Cross-program coordination with SNAP provides efficiency for some enrollees but doesn’t eliminate the need for Medicaid-specific systems. The substantial overlap between programs creates an opportunity, but SNAP work requirements differ from Medicaid requirements in hours, qualifying activities, and exemption criteria. Perfect alignment is impossible without federal regulatory changes.

MCOs will receive implementation guidance from the state and will be expected to support member navigation within existing care coordination contracts. Whether MCOs receive additional payment for this function or are expected to absorb costs remains unclear. The financial calculations for MCOs will determine how aggressively they invest in member outreach and support.

West Virginia’s implementation will provide important evidence about work requirements in high-disability, high-poverty, rural populations.

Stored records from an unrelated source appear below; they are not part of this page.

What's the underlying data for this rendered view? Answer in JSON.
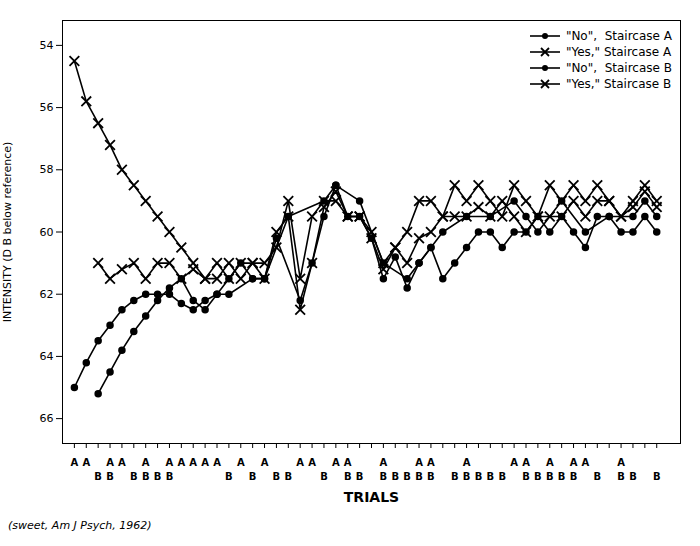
{
  "chart_data": {
    "type": "line",
    "ylabel": "INTENSITY (D B below reference)",
    "xlabel": "TRIALS",
    "annotations": [
      {
        "text": "(sweet, Am J Psych, 1962)"
      }
    ],
    "xlim": [
      0,
      52
    ],
    "xticks": [
      1,
      2,
      3,
      4,
      5,
      6,
      7,
      8,
      9,
      10,
      11,
      12,
      13,
      14,
      15,
      16,
      17,
      18,
      19,
      20,
      21,
      22,
      23,
      24,
      25,
      26,
      27,
      28,
      29,
      30,
      31,
      32,
      33,
      34,
      35,
      36,
      37,
      38,
      39,
      40,
      41,
      42,
      43,
      44,
      45,
      46,
      47,
      48,
      49,
      50
    ],
    "ylim": [
      66.8,
      53.2
    ],
    "yticks": [
      54,
      56,
      58,
      60,
      62,
      64,
      66
    ],
    "tick_labels": "y",
    "grid": false,
    "legend": "upper right",
    "series": [
      {
        "name": "\"No\",  Staircase A",
        "color": "#000000",
        "marker": "circle",
        "line_style": "solid",
        "x": [
          1,
          2,
          3,
          4,
          5,
          6,
          7,
          8,
          9,
          10,
          11,
          12,
          13,
          14,
          16,
          17,
          19,
          22,
          23,
          25,
          27,
          29,
          30,
          31,
          32,
          34,
          36,
          38,
          39,
          40,
          42,
          44,
          46,
          48,
          49,
          50
        ],
        "values": [
          65.0,
          64.2,
          63.5,
          63.0,
          62.5,
          62.2,
          62.0,
          62.0,
          62.0,
          62.3,
          62.5,
          62.2,
          62.0,
          62.0,
          61.5,
          61.5,
          59.5,
          59.0,
          58.5,
          59.0,
          61.0,
          61.5,
          61.0,
          60.5,
          60.0,
          59.5,
          59.5,
          59.0,
          59.5,
          60.0,
          59.0,
          60.0,
          59.5,
          59.5,
          59.0,
          59.5
        ]
      },
      {
        "name": "\"Yes,\" Staircase A",
        "color": "#000000",
        "marker": "x",
        "line_style": "solid",
        "x": [
          1,
          2,
          3,
          4,
          5,
          6,
          7,
          8,
          9,
          10,
          11,
          12,
          13,
          14,
          15,
          16,
          17,
          18,
          19,
          20,
          21,
          22,
          23,
          24,
          25,
          26,
          27,
          28,
          29,
          30,
          31,
          32,
          33,
          34,
          35,
          36,
          37,
          38,
          39,
          40,
          41,
          42,
          43,
          44,
          45,
          46,
          47,
          48,
          49,
          50
        ],
        "values": [
          54.5,
          55.8,
          56.5,
          57.2,
          58.0,
          58.5,
          59.0,
          59.5,
          60.0,
          60.5,
          61.0,
          61.5,
          61.5,
          61.0,
          61.5,
          61.0,
          61.0,
          60.5,
          59.0,
          61.5,
          59.5,
          59.0,
          59.0,
          59.5,
          59.5,
          60.0,
          61.0,
          60.5,
          60.0,
          59.0,
          59.0,
          59.5,
          58.5,
          59.0,
          58.5,
          59.0,
          59.5,
          58.5,
          59.0,
          59.5,
          58.5,
          59.0,
          58.5,
          59.0,
          58.5,
          59.0,
          59.5,
          59.0,
          58.5,
          59.0
        ]
      },
      {
        "name": "\"No\",  Staircase B",
        "color": "#000000",
        "marker": "circle",
        "line_style": "solid",
        "x": [
          3,
          4,
          5,
          6,
          7,
          8,
          9,
          10,
          11,
          12,
          13,
          14,
          15,
          16,
          17,
          18,
          20,
          21,
          22,
          23,
          24,
          25,
          26,
          27,
          28,
          29,
          30,
          31,
          32,
          33,
          34,
          35,
          36,
          37,
          38,
          39,
          40,
          41,
          42,
          43,
          44,
          45,
          46,
          47,
          48,
          49,
          50
        ],
        "values": [
          65.2,
          64.5,
          63.8,
          63.2,
          62.7,
          62.2,
          61.8,
          61.5,
          62.2,
          62.5,
          62.0,
          61.5,
          61.0,
          61.5,
          61.5,
          60.2,
          62.2,
          61.0,
          59.5,
          58.5,
          59.5,
          59.5,
          60.2,
          61.5,
          60.8,
          61.8,
          61.0,
          60.5,
          61.5,
          61.0,
          60.5,
          60.0,
          60.0,
          60.5,
          60.0,
          60.0,
          59.5,
          60.0,
          59.5,
          60.0,
          60.5,
          59.5,
          59.5,
          60.0,
          60.0,
          59.5,
          60.0
        ]
      },
      {
        "name": "\"Yes,\" Staircase B",
        "color": "#000000",
        "marker": "x",
        "line_style": "solid",
        "x": [
          3,
          4,
          5,
          6,
          7,
          8,
          9,
          10,
          11,
          12,
          13,
          14,
          15,
          16,
          17,
          18,
          19,
          20,
          21,
          22,
          23,
          24,
          25,
          26,
          27,
          28,
          29,
          30,
          31,
          32,
          33,
          34,
          35,
          36,
          37,
          38,
          39,
          40,
          41,
          42,
          43,
          44,
          45,
          46,
          47,
          48,
          49,
          50
        ],
        "values": [
          61.0,
          61.5,
          61.2,
          61.0,
          61.5,
          61.0,
          61.0,
          61.5,
          61.2,
          61.5,
          61.0,
          61.5,
          61.0,
          61.0,
          61.5,
          60.0,
          59.5,
          62.5,
          61.0,
          59.2,
          58.7,
          59.5,
          59.5,
          60.2,
          61.2,
          60.5,
          61.0,
          60.2,
          60.0,
          59.5,
          59.5,
          59.5,
          59.2,
          59.5,
          59.0,
          59.5,
          60.0,
          59.5,
          59.5,
          59.5,
          59.0,
          59.5,
          59.0,
          59.0,
          59.5,
          59.2,
          58.7,
          59.2
        ]
      }
    ],
    "a_labels": [
      {
        "x": 1,
        "text": "A"
      },
      {
        "x": 2,
        "text": "A"
      },
      {
        "x": 4,
        "text": "A"
      },
      {
        "x": 5,
        "text": "A"
      },
      {
        "x": 7,
        "text": "A"
      },
      {
        "x": 9,
        "text": "A"
      },
      {
        "x": 10,
        "text": "A"
      },
      {
        "x": 11,
        "text": "A"
      },
      {
        "x": 12,
        "text": "A"
      },
      {
        "x": 13,
        "text": "A"
      },
      {
        "x": 15,
        "text": "A"
      },
      {
        "x": 17,
        "text": "A"
      },
      {
        "x": 20,
        "text": "A"
      },
      {
        "x": 21,
        "text": "A"
      },
      {
        "x": 23,
        "text": "A"
      },
      {
        "x": 24,
        "text": "A"
      },
      {
        "x": 27,
        "text": "A"
      },
      {
        "x": 30,
        "text": "A"
      },
      {
        "x": 31,
        "text": "A"
      },
      {
        "x": 34,
        "text": "A"
      },
      {
        "x": 38,
        "text": "A"
      },
      {
        "x": 39,
        "text": "A"
      },
      {
        "x": 41,
        "text": "A"
      },
      {
        "x": 43,
        "text": "A"
      },
      {
        "x": 44,
        "text": "A"
      },
      {
        "x": 47,
        "text": "A"
      }
    ],
    "b_labels": [
      {
        "x": 3,
        "text": "B"
      },
      {
        "x": 4,
        "text": "B"
      },
      {
        "x": 6,
        "text": "B"
      },
      {
        "x": 7,
        "text": "B"
      },
      {
        "x": 8,
        "text": "B"
      },
      {
        "x": 9,
        "text": "B"
      },
      {
        "x": 14,
        "text": "B"
      },
      {
        "x": 16,
        "text": "B"
      },
      {
        "x": 18,
        "text": "B"
      },
      {
        "x": 19,
        "text": "B"
      },
      {
        "x": 22,
        "text": "B"
      },
      {
        "x": 24,
        "text": "B"
      },
      {
        "x": 25,
        "text": "B"
      },
      {
        "x": 27,
        "text": "B"
      },
      {
        "x": 28,
        "text": "B"
      },
      {
        "x": 29,
        "text": "B"
      },
      {
        "x": 30,
        "text": "B"
      },
      {
        "x": 31,
        "text": "B"
      },
      {
        "x": 33,
        "text": "B"
      },
      {
        "x": 34,
        "text": "B"
      },
      {
        "x": 35,
        "text": "B"
      },
      {
        "x": 36,
        "text": "B"
      },
      {
        "x": 37,
        "text": "B"
      },
      {
        "x": 39,
        "text": "B"
      },
      {
        "x": 40,
        "text": "B"
      },
      {
        "x": 41,
        "text": "B"
      },
      {
        "x": 42,
        "text": "B"
      },
      {
        "x": 43,
        "text": "B"
      },
      {
        "x": 45,
        "text": "B"
      },
      {
        "x": 47,
        "text": "B"
      },
      {
        "x": 48,
        "text": "B"
      },
      {
        "x": 50,
        "text": "B"
      }
    ]
  }
}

If the state achieves compliance with minimal coverage loss, it will suggest that even minimalist approaches can function in challenging environments. More likely, West Virginia’s implementation will illustrate the consequences of imposing work requirements in populations where underlying capacity to comply is limited by health conditions, geographic isolation, and economic circumstance.

The hospitals and healthcare systems serving West Virginia’s rural communities are watching implementation closely. Coverage losses will translate directly to uncompensated care increases for facilities already operating at the margin. The same communities that lost coal jobs and population may lose their healthcare infrastructure as work requirements compound existing pressures. Whether the state’s Rural Health Transformation funding can offset these losses remains an open question that will shape West Virginia’s healthcare landscape for years to come.